Say what you want about Beyoncé, but what we’re not going to do is act like she doesn’t use her power to champion black excellence, prosperity or artistry. Case in point: According to the Huffington Post, when Beyoncé agreed to cover American Vogue’s September issue, she was contractually given “unprecedented control” over her images and captions by editor-in-chief Anna Wintour. And what did Bey do with that control? Hire a black photographer—the first ever to shoot a cover in the magazine’s 126-year history.
In addition to being the first black photographer, Tyler Mitchell may also be the youngest to shoot a Vogue cover. At only 23, the photographer and filmmaker has already become well respected for depicting his predominantly black subjects with what he calls “an honest gaze,” according to the New York Times, who interviewed Mitchell in December.
“I depict black people and people of color in a really real and pure way,” he said. “There is an honest gaze to my photos.”
Having graduated from New York University’s Tisch School of the Arts just last fall, Mitchell has already created campaigns and imagery for Marc Jacobs, Teen Vogue and American Eagle, where he was both model and director, about which he told the Times:
I do look at myself as a black American and equally as a symbol at the center of this country. I had never considered myself an American Eagle model, but what made it interesting was to twist the cultural conversation about what the brand stands for and turn it on its head.
But despite his growing profile, Mitchell was likely still years away from shooting for Vogue—let alone the cover—as Wintour generally chooses from a select and very well-known circle of photographers. (Beyoncé’s 2015 cover was shot by Mario Testino, who has notably since been accused of sexual misconduct.)
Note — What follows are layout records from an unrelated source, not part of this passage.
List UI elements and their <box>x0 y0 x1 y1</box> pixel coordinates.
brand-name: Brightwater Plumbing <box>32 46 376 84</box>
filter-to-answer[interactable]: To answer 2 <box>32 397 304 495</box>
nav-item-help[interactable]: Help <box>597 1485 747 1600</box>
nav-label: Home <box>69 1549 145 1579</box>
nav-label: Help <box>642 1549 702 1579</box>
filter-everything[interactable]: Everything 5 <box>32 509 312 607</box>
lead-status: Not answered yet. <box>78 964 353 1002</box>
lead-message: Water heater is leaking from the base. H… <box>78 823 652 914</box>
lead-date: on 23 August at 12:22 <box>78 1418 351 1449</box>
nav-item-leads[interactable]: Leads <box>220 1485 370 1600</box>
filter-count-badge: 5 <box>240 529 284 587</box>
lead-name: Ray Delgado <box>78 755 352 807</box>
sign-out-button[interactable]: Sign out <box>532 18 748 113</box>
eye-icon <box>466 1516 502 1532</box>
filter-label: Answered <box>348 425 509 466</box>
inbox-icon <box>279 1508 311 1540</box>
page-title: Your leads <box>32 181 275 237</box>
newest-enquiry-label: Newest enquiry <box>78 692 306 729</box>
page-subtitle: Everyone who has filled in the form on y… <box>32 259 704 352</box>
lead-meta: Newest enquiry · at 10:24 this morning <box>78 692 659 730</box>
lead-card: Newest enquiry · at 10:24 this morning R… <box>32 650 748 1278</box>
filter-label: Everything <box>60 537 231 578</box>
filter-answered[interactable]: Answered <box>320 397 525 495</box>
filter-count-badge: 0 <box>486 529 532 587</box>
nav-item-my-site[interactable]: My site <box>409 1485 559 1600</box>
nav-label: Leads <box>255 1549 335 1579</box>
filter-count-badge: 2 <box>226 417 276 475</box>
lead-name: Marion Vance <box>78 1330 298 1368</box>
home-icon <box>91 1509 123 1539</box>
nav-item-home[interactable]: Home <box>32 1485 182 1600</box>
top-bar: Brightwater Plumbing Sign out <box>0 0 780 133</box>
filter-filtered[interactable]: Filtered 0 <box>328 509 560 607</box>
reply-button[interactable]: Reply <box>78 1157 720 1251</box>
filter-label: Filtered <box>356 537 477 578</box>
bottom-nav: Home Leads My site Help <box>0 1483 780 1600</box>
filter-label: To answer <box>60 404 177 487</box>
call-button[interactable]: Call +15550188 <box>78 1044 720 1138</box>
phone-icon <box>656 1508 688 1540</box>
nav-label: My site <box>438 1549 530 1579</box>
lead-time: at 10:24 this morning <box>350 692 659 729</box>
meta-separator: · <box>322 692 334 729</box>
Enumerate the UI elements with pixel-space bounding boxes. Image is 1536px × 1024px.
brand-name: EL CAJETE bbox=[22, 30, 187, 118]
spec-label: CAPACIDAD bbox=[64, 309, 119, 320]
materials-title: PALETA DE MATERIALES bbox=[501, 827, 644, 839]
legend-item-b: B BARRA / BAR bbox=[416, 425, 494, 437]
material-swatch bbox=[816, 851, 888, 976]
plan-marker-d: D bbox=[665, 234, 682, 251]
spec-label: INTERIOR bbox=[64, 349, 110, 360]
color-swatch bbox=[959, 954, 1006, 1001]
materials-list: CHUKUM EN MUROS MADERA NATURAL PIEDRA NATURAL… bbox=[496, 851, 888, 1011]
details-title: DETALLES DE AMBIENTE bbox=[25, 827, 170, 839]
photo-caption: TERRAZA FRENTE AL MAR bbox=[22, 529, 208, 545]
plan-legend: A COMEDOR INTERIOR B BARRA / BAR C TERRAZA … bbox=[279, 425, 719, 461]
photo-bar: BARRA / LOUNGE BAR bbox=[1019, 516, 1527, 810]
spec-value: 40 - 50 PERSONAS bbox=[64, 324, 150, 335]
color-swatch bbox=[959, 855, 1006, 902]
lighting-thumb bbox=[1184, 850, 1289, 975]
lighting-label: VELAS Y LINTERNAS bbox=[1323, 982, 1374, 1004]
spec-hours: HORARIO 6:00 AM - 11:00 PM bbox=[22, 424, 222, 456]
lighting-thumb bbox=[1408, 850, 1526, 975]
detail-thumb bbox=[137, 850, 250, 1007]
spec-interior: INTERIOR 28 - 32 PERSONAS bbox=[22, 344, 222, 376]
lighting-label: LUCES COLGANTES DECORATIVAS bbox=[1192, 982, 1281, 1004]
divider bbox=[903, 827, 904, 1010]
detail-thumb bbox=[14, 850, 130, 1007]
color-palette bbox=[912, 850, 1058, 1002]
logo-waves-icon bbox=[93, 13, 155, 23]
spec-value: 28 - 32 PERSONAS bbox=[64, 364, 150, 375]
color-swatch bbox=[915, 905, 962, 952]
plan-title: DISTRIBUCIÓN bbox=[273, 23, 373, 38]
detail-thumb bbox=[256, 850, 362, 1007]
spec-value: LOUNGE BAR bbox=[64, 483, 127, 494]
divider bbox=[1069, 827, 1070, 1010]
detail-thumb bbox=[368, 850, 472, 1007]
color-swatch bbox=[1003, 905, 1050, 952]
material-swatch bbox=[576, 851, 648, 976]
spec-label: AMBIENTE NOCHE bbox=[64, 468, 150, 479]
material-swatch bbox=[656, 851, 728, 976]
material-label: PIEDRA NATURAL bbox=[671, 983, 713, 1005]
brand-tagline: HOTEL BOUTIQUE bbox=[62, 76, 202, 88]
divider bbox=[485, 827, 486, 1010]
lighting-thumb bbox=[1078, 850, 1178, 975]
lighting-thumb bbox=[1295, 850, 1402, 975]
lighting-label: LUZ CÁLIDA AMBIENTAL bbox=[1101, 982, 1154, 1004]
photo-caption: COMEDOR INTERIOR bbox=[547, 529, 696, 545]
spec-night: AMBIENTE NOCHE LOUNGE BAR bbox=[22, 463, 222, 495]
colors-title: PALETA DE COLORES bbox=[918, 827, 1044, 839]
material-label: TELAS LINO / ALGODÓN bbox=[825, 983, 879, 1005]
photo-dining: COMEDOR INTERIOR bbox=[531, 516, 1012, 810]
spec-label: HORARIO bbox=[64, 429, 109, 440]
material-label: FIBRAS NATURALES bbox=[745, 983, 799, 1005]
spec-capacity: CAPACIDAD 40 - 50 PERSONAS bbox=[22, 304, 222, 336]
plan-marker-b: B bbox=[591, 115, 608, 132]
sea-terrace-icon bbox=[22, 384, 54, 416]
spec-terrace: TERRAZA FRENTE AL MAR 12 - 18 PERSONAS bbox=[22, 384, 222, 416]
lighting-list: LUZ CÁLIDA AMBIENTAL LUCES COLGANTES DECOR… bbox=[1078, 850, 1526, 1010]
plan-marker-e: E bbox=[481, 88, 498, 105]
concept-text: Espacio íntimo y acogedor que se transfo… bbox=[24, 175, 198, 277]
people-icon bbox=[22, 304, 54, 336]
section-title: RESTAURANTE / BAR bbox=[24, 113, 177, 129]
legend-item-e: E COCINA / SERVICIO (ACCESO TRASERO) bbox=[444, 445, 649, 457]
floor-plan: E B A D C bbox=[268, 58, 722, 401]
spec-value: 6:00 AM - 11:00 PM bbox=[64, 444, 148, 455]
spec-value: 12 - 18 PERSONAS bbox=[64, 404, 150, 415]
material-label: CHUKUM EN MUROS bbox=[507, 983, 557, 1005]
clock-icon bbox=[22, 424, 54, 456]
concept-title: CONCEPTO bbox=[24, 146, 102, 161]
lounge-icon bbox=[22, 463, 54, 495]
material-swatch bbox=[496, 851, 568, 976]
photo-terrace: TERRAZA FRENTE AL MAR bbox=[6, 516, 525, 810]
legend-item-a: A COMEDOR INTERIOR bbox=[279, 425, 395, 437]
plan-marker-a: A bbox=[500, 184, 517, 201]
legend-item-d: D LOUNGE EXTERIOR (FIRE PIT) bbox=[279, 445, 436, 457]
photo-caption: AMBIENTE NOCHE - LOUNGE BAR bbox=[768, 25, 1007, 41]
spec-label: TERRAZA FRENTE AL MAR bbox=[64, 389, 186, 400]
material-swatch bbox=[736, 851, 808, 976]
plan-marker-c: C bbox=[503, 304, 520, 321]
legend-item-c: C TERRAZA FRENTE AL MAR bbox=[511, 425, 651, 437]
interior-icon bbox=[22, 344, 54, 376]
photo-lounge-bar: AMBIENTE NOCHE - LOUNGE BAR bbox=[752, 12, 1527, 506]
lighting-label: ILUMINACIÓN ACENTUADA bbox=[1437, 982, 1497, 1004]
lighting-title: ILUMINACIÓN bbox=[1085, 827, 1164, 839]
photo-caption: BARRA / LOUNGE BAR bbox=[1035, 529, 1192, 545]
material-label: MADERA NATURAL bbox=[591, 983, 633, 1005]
As fashion followers know, Wintour is generally in complete control of all of Vogue’s covers—especially the September issue, which is the most anticipated and high-profile issue of the year (even garnering its own documentary on the process of making it).
For Wintour to relinquish that control to her superstar subject is in and of itself a groundbreaking moment, and one that Beyoncé has leveraged well, changing the history of the publication in the process (it’s infuriating to think how much longer it might’ve taken them to correct course, after over a century of excluding black photographers). As a source familiar with Vogue’s editorial process explained to HuffPo:
“The reason a 23-year-old black photographer is photographing Beyoncé for the cover of Vogue is because Beyoncé used her power and influence to get him that assignment.”
Perhaps Mitchell said it best in his short film for American Eagle: “[I]t’s time to try taking a risk for once.”